Microway announced three new NumberSmasher servers designed for GPU and storage density, plus expanded support for NVIDIA Tesla K40 GPU accelerators throughout its product line.
The Microway Octoputer (with 2.5-in. drives) supports up to 24 2.5-in. SAS3 drives for up to 24TB of 12Gb SSD storage with hardware RAID. Fully loaded with eight NVIDIA Tesla K40 GPU accelerators, it delivers more 34 TFLOPS of GPU computing power. Additional features include 10GigE, 80 PLUS Platinum certified power supplies, and additional expansion slots for FDR InfiniBand and/or direct attached storage.
The Microway Octoputer with 3.5-in. drives supports up to 10 3.5-in. SATA drives for up to 50TB of storage capacity. Eight NVIDIA Tesla K40 GPU accelerators deliver more than 34 TFLOPS of GPU computing power. Additional features include 10GigE, 80 PLUS Gold certified power supplies, and optional InfiniBand support through a mezzanine card.

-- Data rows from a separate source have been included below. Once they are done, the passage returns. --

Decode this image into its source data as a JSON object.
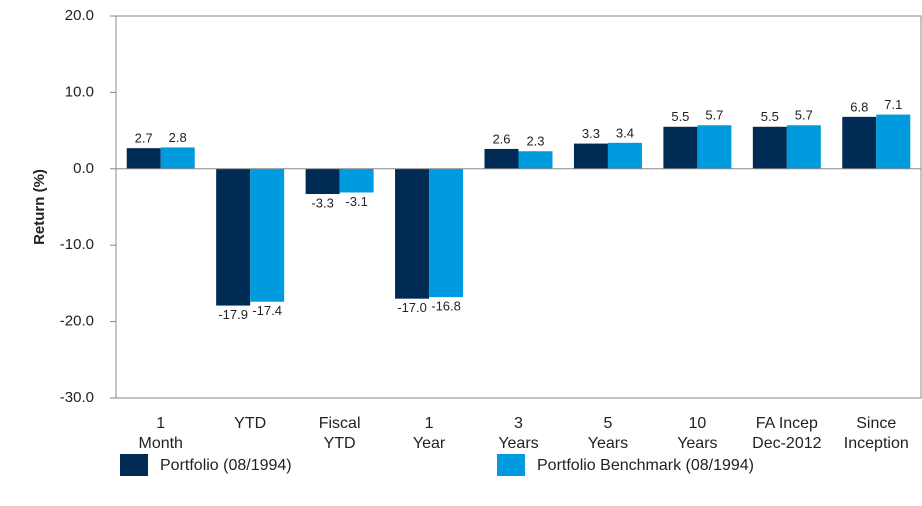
{
  "chart_data": {
    "type": "bar",
    "y_label": "Return (%)",
    "categories": [
      "1\nMonth",
      "YTD",
      "Fiscal\nYTD",
      "1\nYear",
      "3\nYears",
      "5\nYears",
      "10\nYears",
      "FA Incep\nDec-2012",
      "Since\nInception"
    ],
    "series": [
      {
        "name": "Portfolio (08/1994)",
        "color": "#002b55",
        "values": [
          2.7,
          -17.9,
          -3.3,
          -17.0,
          2.6,
          3.3,
          5.5,
          5.5,
          6.8
        ],
        "value_labels": [
          "2.7",
          "-17.9",
          "-3.3",
          "-17.0",
          "2.6",
          "3.3",
          "5.5",
          "5.5",
          "6.8"
        ]
      },
      {
        "name": "Portfolio Benchmark (08/1994)",
        "color": "#009bde",
        "values": [
          2.8,
          -17.4,
          -3.1,
          -16.8,
          2.3,
          3.4,
          5.7,
          5.7,
          7.1
        ],
        "value_labels": [
          "2.8",
          "-17.4",
          "-3.1",
          "-16.8",
          "2.3",
          "3.4",
          "5.7",
          "5.7",
          "7.1"
        ]
      }
    ],
    "ylim": [
      -30,
      20
    ],
    "yticks": [
      {
        "value": -30,
        "label": "-30.0"
      },
      {
        "value": -20,
        "label": "-20.0"
      },
      {
        "value": -10,
        "label": "-10.0"
      },
      {
        "value": 0,
        "label": "0.0"
      },
      {
        "value": 10,
        "label": "10.0"
      },
      {
        "value": 20,
        "label": "20.0"
      }
    ],
    "grid": false,
    "legend": "bottom"
  }
}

Microway also introduced an additional NumberSmasher 1U GPU server housing up to three NVIDIA Tesla K40 GPU accelerators. This server supports up to 16 DIMMs and hardware RAID without the loss of a PCI-E expansion slot. Containing three Tesla K40 GPUs in a dense 1U footprint, it delivers nearly 13 TFLOPS of computing power, up to 512GB of memory, 24 x 86 compute cores, hardware RAID, and optional InfiniBand.
New system support for NVIDIA Tesla K40 GPU accelerators includes: all NumberSmasher 1U, 2U, and 4U GPU Servers based upon Xeon E5-2600v2 CPUs and NumberSmasher 2U Quadputer GPU Servers based upon Xeon E5-4600v2 series CPUs. The additional system support ensures NVIDIA Tesla K40 GPU performance is delivered to a wider array of customer deployments.
“NVIDIA GPU accelerators offer the fastest parallel processing power available, but this requires high-speed access to the data. Microway’s newest GPU computing solutions ensure that large amounts of source data are retained in the same server as a high-density of Tesla GPUs. The result is faster application performance by avoiding the bottleneck of data retrieval from network storage,” said Stephen Fried, CTO of Microway.